Send Emails Using a Dedicated Custom Email Sending Service
Create an email sending microservice (really just a template) to speed up sending emails in your new projects.
Start by creating a new email microservice that exposes a single endpoint api/Email/Send
and accepts the following payload:
{
"to": "sample.user@example.com",
"subject": "Save Time on Future Projects",
"body": "Prepare to save some time.",
"isBodyHtml": false
}
Now, whenever you need to add email sending to a project you're working on, simply deploy this at a subdomain like emailservice.example.com
Create a new EmailService
folder in your Infrastructure layer and add EmailServiceOptions.cs
file that has a single BaseUrl
property. In hindsight, I could've just used the primitive string type without the overhead of the Options pattern.
Then create the EmailRequest.cs
file (you can use a record
for immutability):
public class EmailRequest
{
public required string To { get; set; }
public required string Subject { get; set; }
public required string Body { get; set; }
public bool IsHtmlBody { get; set; }
}
Create the IEmailSender
interface
public interface IEmailSender
{
Task SendEmailAsync(EmailRequest emailRequest);
}
Implement it
public class EmailSender : IEmailSender
{
private readonly HttpClient _httpClient;
private readonly ILogger<EmailSender> _logger;
public EmailSender(IHttpClientFactory httpClientFactory, ILogger<EmailSender> logger)
{
_httpClient = httpClientFactory.CreateClient("EmailService");
_logger = logger;
}
public async Task SendEmailAsync(EmailRequest emailRequest)
{
_logger.LogInformation("Sending email to {To}", emailRequest.To);
var request = new HttpRequestMessage
{
Method = HttpMethod.Post,
Content = JsonContent.Create(emailRequest),
};
var response = await _httpClient.SendAsync(request);
if (!response.IsSuccessStatusCode)
{
_logger.LogError("Failed to send email to {To}: {StatusCode}", emailRequest.To, response.StatusCode);
var errorContent = await response.Content.ReadAsStringAsync();
_logger.LogError("Error content: {ErrorContent}", errorContent);
throw new InvalidOperationException(
$"Failed to send email. Status code: {response.StatusCode}, Error: {errorContent}");
}
_logger.LogInformation("Email sent successfully to {To}", emailRequest.To);
}
}
And register the service in your service collection (i.e dependency injection container)
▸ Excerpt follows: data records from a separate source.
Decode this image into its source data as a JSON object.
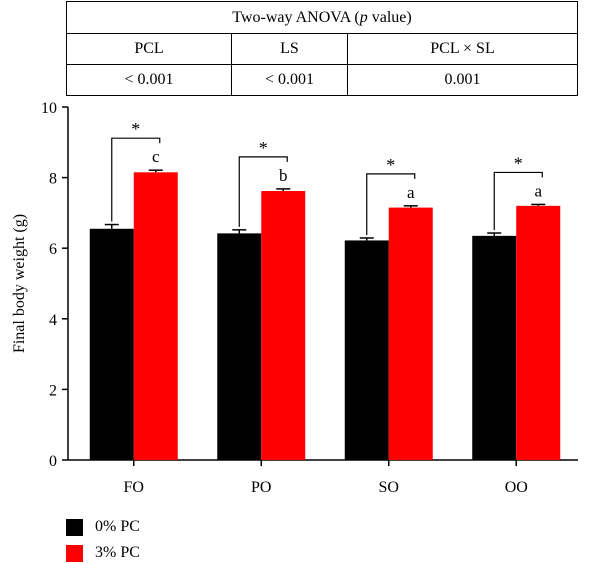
{
  "table": {
    "title_main": "Two-way ANOVA (",
    "title_italic": "p",
    "title_end": " value)",
    "headers": [
      "PCL",
      "LS",
      "PCL × SL"
    ],
    "values": [
      "< 0.001",
      "< 0.001",
      "0.001"
    ]
  },
  "colors": {
    "series_0": "#000000",
    "series_1": "#ff0000"
  },
  "chart_data": {
    "type": "bar",
    "ylabel": "Final body weight (g)",
    "xlabel": "",
    "ylim": [
      0,
      10
    ],
    "yticks": [
      0,
      2,
      4,
      6,
      8,
      10
    ],
    "categories": [
      "FO",
      "PO",
      "SO",
      "OO"
    ],
    "series": [
      {
        "name": "0% PC",
        "values": [
          6.55,
          6.42,
          6.22,
          6.35
        ],
        "errors": [
          0.12,
          0.1,
          0.07,
          0.08
        ]
      },
      {
        "name": "3% PC",
        "values": [
          8.15,
          7.62,
          7.15,
          7.2
        ],
        "errors": [
          0.06,
          0.06,
          0.05,
          0.04
        ]
      }
    ],
    "significance_labels": [
      "c",
      "b",
      "a",
      "a"
    ],
    "pairwise_marks": [
      "*",
      "*",
      "*",
      "*"
    ],
    "legend_position": "bottom-left"
  }
}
var emailServiceConfig = configuration
.GetSection("EmailService")
.Get<EmailServiceOptions>()
?? throw new InvalidOperationException("EmailService configuration is missing.");
services.AddHttpClient("EmailService", client =>
{
client.BaseAddress = new Uri(emailServiceConfig.BaseUrl);
client.DefaultRequestHeaders.Add("Accept", "application/json");
});
services.Configure<EmailServiceOptions>(configuration.GetSection("EmailService"));
services.AddHttpContextAccessor();
services.AddScoped<IEmailSender, EmailSender>();
Add the email service configurations to your appsettings.json
file (or whatever method you see fit for your use case)
"EmailService": {
"BaseUrl": "https://emailservice.example.com/api/Email/send"
}
And that is it. You can now inject the email service interface in your services and start sending emails in minutes.